Il problema della Pasqua
Papa Francesco punta tutto sulla speranza
Indetto l’Anno Santo, che si aprirà il 24 dicembre. Tra san Paolo e Péguy, la Bolla si sofferma sulle domande ultime, sulla salvezza e la promessa della vita eterna. Chiedendo pure “che cos’è la felicità”
Spes non confundit, la speranza non delude, diceva san Paolo. E’ nel segno della speranza che si celebrerà il Giubileo del 2025, la cui Bolla di indizione è stata consegnata ieri dal Papa. “Di speranza, infatti, abbiamo bisogno”, ha detto Francesco nell’omelia: “Ne ha bisogno la società in cui viviamo, spesso immersa nel solo presente e incapace di guardare al futuro; ne ha bisogno la nostra epoca, che a volte si trascina stancamente nel grigiore dell’individualismo e del ‘tirare a campare’”. Di speranza, poi, ha bisogno la Chiesa, “anche quando sperimenta il peso della fatica e della fragilità”. E “di speranza ha bisogno ciascuno di noi: le nostre vite talvolta affaticate e ferite, i nostri cuori assetati di verità, di bontà e di bellezza, i nostri sogni che nessun buio può spegnere. Tutto, dentro e fuori di noi, invoca speranza e va cercando, anche senza saperlo, la vicinanza di Dio”.
La Porta santa in San Pietro sarà aperta il 24 dicembre, la domenica successiva in San Giovanni in Laterano, quando tutti i vescovi celebreranno nelle loro cattedrali diocesane l’apertura ufficiale del Giubileo ordinario. Il 1° gennaio in Santa Maria Maggiore, il 5 in San Paolo fuori le mura. La chiusura, un anno dopo, il 6 gennaio del 2026. “Possa il Giubileo essere per tutti occasione di rianimare la speranza”, scrive il Papa. Ed è proprio sulla terza delle virtù teologali, la più dimenticata, che Francesco ha voluto soffermarsi.
Speranza, fede e carità, le tre “sorelle” – per citare Charles Péguy – che esprimono l’essenza della vita cristiana. A scorrere la Bolla, si comprende che due sono le parole chiave: incontro ed evangelizzazione. Roma sarà il centro di tutto ed è lì che si avranno molti dei segni che caratterizzeranno l’Anno santo, compresa l’apertura di una Porta santa in un carcere.
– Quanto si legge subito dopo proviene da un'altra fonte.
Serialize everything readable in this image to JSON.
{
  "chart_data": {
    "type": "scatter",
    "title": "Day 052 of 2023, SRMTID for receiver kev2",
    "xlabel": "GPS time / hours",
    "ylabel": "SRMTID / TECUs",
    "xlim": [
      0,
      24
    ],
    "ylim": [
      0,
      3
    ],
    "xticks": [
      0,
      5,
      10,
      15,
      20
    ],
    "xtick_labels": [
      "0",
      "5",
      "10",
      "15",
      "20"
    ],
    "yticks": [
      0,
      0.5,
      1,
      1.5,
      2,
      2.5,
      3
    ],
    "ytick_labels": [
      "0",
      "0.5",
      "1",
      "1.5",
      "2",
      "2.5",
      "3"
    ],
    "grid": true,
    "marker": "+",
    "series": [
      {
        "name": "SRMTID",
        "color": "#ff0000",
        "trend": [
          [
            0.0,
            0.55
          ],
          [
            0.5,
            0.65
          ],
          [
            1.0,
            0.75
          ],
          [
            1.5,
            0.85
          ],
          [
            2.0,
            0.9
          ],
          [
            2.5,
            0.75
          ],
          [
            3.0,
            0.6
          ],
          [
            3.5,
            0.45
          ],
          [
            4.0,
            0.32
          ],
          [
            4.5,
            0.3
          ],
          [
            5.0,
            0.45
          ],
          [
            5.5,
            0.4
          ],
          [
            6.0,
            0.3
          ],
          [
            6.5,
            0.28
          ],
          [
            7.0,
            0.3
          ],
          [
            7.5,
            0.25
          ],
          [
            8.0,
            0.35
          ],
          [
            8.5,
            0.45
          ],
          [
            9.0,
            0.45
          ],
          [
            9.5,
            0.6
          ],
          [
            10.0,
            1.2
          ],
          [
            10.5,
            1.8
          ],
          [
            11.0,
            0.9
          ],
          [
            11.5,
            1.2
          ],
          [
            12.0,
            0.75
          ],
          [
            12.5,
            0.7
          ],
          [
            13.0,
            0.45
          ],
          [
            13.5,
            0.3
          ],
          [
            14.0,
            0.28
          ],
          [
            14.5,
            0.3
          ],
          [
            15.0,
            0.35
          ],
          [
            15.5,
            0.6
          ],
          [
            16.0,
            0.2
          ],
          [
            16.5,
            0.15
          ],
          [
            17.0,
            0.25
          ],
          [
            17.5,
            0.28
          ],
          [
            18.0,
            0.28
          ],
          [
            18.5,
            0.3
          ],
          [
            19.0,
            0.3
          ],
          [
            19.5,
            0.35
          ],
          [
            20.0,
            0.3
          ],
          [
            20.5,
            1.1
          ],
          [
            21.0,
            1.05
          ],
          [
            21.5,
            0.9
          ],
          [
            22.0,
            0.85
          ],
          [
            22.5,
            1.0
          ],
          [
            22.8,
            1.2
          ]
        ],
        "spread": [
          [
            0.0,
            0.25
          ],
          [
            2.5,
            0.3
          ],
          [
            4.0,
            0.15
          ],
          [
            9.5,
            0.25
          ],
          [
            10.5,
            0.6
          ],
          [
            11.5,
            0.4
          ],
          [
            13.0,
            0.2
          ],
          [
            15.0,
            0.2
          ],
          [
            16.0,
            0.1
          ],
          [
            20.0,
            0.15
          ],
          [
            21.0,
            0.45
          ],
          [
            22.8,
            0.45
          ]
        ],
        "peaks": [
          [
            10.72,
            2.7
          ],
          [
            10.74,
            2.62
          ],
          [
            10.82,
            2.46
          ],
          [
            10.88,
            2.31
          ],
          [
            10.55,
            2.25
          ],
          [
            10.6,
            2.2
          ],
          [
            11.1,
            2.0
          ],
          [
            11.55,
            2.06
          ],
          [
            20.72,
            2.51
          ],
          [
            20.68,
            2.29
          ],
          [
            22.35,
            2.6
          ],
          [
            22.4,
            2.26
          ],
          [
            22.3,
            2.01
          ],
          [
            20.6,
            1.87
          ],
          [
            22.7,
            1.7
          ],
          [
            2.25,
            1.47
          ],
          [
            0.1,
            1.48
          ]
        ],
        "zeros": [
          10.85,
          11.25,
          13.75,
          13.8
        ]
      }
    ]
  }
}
Non manca il consueto appello di Francesco alla cura del creato e all’attenzione per i poveri – c’è la richiesta di condonare i debiti dei paesi che mai potrebbero ripagarli –, così come l’afflato ecumenico in considerazione dei 1.700 anni dal primo concilio di Nicea.
E’ presente, però, ed è un tratto che caratterizza il documento, l’attenzione posta sulle grandi domande ultime, sulla salvezza e la promessa della vita eterna. Questioni che ormai (da parecchi decenni) ben poco spazio trovano nella quotidiana omiletica in chiesa, per non parlare del catechismo per bambini e adulti. Cosa sarà dunque di noi dopo la morte? Cosa caratterizzerà la pienezza di comunione? Che cos’è la felicità? Quale felicità attendiamo e desideriamo? E poi, il giudizio di Dio, che “l’arte ha spesso cercato di rappresentare – pensiamo al capolavoro di Michelangelo nella Cappella Sistina – accogliendo la concezione teologica del tempo e trasmettendo in chi osserva senso di timore”. Che però, scrive il Pontefice, non può bastare.
Francesco, ricordando il Concilio di Nicea, ripropone la questione della datazione della Pasqua: “A tale riguardo, vi sono ancora oggi posizioni differenti, che impediscono di celebrare nello stesso giorno l’evento fondante della fede. Per una provvidenziale circostanza, ciò avverrà proprio nell’anno 2025. Possa essere questo un appello per tutti i cristiani d’oriente e d’occidente a compiere un passo deciso verso l’unità intorno a una data comune per la Pasqua. Molti, è bene ricordarlo, non hanno più cognizione delle diatribe del passato e non comprendono come possano sussistere divisioni a tale proposito”.